Our functional layer begins with the definition
zero s z = z
which means that the instantiation of zero retrieves exactly what we have put in as zero; the successor is irrelevant. For people who love the combinatorial notation, there exists a parameter-less definition:
zero = flip const
where
flip f x y = f y x
const x y = x
are standard Curry combinators, the first change the order of arguments of a binary function, and the second applies to two objects and takes the first one. If you wish, you may also write: zero s = id, or zero = \s -> id We shall use one additional, extremely important combinator, the well known composition combinator (.):
(f . g) x = f (g x)
The next step is
one s z = s z
whose meaning is obvious. One can suppress the trailing args, which gives one s = s, or:
one = id
Yes, "one" is the identity. Cute, isn't it? Later we shall see that it is a natural property related to the fact that it is a neutral element for multiplication. Perhaps it would be useful to introduce here some testing interface, the function
sh n = n (1+) 0
(unless you prefer sh n = n ('*':) "") in order to visualize our numbers, since they are opaque, functional objects. We could proceed further, and define two s z = s (s z), but the whole idea is to make the model universal and constructive. We define thus an incrementor in our functional space, an instance of "s". But wait a moment, in the combinator language there is more than way to express things. While
one = \f -> f 
is obviously id, for the zero we also have a stylistically similar construct
zero = \f -> id
as we have already seen above. Of course
two = \f -> f . f
three = \f -> f . f . f
etc., ad nauseam. Forget it, remember just that one adds one pebble to the bag, and zero doesn't do anything, leaves the bag as it was...

Incrementing numbers

Well, throw n pebbles into a bag containing already one. Or, add one to n, as discussed in the next section.
incr n s z = n s (s z)             -- = s (n s z)
or
incr n s = n s . s
and now
one = incr zero
Test: one s z = incr zero s z = zero s (s z) = s z. We may define now two = incr one, but again, while this permits us to construct (and name) three=incr two, four=incr three, five, ..., we don't have any arithmetic yet.

The structure of numbers

Let's recall: two s z = s (s z) = (s . s) z, or two s = s . s as we have already seen. Also, three s z= incr two s z = two s (s z) = (s . s) (s z) = (s . s . s) z, or three s = s . s . s. Of course, five s = s.s.s.s.s, etc. It is thus obvious, from the associativity of the composition, that we might have defined
incr n s z = s (n s z)
or
incr n s = s . n s
Exercice. Prove inductively that s . n s = n s . s. It works for n==zero; check that if it works for n, then also for incr n (with any incr). The associativity of (.) is needed.

Addition

We may proceed in two different ways. First, we define
add n m = n incr m
It looks like guessing... But, if we know the semantics of a generic n : to apply n times something (a successor) to something (the bottom of the number chain), here we see a similar contraption, we shall apply n times the incrementation to m.
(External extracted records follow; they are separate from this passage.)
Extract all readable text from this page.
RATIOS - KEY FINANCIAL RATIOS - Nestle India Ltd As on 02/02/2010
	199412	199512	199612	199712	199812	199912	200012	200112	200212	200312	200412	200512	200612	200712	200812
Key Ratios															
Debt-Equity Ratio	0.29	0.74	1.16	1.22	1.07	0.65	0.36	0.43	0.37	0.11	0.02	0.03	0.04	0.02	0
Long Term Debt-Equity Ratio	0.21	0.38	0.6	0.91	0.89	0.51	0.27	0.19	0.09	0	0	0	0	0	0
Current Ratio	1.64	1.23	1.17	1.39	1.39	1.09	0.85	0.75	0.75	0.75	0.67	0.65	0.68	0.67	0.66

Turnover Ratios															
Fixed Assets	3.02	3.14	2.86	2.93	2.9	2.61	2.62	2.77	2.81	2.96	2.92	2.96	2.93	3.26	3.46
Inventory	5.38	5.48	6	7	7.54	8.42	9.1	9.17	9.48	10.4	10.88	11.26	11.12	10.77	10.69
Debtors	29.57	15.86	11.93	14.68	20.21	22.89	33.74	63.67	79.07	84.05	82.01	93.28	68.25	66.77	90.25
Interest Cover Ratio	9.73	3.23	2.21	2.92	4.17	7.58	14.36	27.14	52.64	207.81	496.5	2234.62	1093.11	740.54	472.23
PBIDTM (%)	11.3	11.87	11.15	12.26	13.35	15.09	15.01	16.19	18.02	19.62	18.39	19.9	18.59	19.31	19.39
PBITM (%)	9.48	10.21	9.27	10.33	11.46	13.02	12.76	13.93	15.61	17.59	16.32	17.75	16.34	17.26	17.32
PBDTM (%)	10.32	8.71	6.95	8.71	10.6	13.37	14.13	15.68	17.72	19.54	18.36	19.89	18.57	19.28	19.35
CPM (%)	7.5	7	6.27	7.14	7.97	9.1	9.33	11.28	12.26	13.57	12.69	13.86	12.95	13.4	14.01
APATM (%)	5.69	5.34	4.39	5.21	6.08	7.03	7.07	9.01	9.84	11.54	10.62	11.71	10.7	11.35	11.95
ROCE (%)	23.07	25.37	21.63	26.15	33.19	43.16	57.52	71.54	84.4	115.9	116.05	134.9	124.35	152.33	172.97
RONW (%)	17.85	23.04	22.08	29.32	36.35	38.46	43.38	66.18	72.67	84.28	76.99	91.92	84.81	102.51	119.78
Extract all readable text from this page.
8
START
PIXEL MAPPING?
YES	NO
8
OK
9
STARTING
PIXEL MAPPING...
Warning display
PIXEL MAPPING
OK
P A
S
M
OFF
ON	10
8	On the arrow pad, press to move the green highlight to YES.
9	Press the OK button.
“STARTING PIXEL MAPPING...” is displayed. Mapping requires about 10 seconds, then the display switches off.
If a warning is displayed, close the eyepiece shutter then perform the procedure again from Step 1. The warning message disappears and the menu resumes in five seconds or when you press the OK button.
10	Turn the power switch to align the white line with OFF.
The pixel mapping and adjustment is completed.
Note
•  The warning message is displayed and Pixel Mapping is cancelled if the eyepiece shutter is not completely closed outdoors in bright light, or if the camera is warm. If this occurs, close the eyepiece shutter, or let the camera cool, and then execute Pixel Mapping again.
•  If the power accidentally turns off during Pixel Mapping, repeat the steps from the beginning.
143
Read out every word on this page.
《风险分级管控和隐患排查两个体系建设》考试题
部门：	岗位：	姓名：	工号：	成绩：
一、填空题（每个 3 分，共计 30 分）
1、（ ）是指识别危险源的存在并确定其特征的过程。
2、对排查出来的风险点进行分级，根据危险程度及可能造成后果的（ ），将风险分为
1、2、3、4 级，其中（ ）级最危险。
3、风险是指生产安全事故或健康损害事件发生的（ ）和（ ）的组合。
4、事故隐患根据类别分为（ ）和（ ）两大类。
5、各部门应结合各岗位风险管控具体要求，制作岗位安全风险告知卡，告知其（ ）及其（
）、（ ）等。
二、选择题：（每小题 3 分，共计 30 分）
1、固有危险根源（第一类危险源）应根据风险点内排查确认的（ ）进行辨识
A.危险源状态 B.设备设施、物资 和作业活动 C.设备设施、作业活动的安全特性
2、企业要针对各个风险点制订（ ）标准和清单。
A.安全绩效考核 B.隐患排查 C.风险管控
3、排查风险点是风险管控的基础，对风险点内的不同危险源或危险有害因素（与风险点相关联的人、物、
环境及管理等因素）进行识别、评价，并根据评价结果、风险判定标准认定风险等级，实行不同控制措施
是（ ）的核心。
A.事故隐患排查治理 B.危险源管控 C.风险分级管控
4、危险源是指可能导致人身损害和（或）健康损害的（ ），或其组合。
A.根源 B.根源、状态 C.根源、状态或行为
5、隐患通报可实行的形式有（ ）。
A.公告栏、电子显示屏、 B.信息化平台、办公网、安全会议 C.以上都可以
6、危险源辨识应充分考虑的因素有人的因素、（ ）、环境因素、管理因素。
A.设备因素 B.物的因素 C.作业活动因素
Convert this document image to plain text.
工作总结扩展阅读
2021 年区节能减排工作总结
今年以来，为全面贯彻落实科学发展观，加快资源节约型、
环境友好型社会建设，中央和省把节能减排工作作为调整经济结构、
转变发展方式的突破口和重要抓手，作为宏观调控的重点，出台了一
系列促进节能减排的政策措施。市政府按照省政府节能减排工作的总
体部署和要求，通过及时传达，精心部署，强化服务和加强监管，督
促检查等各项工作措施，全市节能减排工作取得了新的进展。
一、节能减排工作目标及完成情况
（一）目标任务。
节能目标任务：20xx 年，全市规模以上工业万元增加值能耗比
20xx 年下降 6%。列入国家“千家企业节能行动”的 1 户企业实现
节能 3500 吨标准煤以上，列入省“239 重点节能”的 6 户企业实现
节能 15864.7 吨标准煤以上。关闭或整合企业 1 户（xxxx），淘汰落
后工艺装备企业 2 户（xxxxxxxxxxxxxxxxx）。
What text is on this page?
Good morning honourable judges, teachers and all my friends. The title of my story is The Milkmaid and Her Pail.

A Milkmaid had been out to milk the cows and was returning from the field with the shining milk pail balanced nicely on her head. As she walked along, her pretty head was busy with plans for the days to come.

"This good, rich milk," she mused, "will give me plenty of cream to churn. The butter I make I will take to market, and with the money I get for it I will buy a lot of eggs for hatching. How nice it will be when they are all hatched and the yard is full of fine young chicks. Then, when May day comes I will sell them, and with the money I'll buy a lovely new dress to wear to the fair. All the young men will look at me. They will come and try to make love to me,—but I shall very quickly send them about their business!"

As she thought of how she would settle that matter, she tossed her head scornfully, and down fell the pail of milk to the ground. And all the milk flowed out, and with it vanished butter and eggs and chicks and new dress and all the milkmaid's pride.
Or, we can reason on the instance level; we shall concatenate the chain of m successors with the chain of n successors. Or, we assemble m, and we continue n times more the instance incrementation:

(add n m) s z = n s (m s z)
or
add n m s = n s . m s
Exercice. Show that add (incr n) m = add n (incr m), and check that zero is neutral wrt. the addition. Can you prove the commutativity of the addition? Can you prove the equivalence of the two approaches to the addition? In the last case use the induction, unless you find better ways...

Anyway... We can now construct two = add one one; three = add two one; four = add two two etc.

Multiplication

Intuitively, having a s.s.s. ... s of length m, in order to multiply it by n, we should concatenate n copies of such a chain. Or, if (m s) is a "super-successor" containing m exemplars of s, what we need is
mul n m s z = n (m s) z
or: mul n m = n . m . Multiplication is functional composition! Now you see in a different context that one==id is equivalent to 1, neutral for the multiplication since f . id = id . f = f.

We may think differently. n times m is adding m to zero n times (or vice-versa). So, this should also work:

-- mul n m=(add m ...(add m (add m zero)))  -- n times
or
mul n m = n (add m) zero
Exercice. Once again, try to demonstrate the equivalence of the two variants, the commutativity, the associativity, and also the distributivity: a*(b+c) = a*b + a*c. Quite a task... The point is that all those equivalences are not universal properties of the concerned unknown entities "n", "m", etc, but should be valid for Church numerals, i.e., for zero and all its incrs, so the induction seems the only easy way, unless you can detach some relevant properties out of the inductive reasoning chain.

Anyway, there is one property of all those constructs which should be acknowledged: none of the definition above is recursive! Think a little bit: could it be recursive? Recurring on WHAT? Compare this with the more popular "naive" (not so...) construction of addition based on patterns:

0 + x = x
(incr n) + x = incr (n+x)
etc. This is adapted to sequential data-like number constructions:
data Nat = Zero | Succ Nat
for which obviously: incr n = Succ n, and
add Zero n = n
add n Zero = n
add (Succ n) m = incr (add n m)   -- + commut., not needed (?)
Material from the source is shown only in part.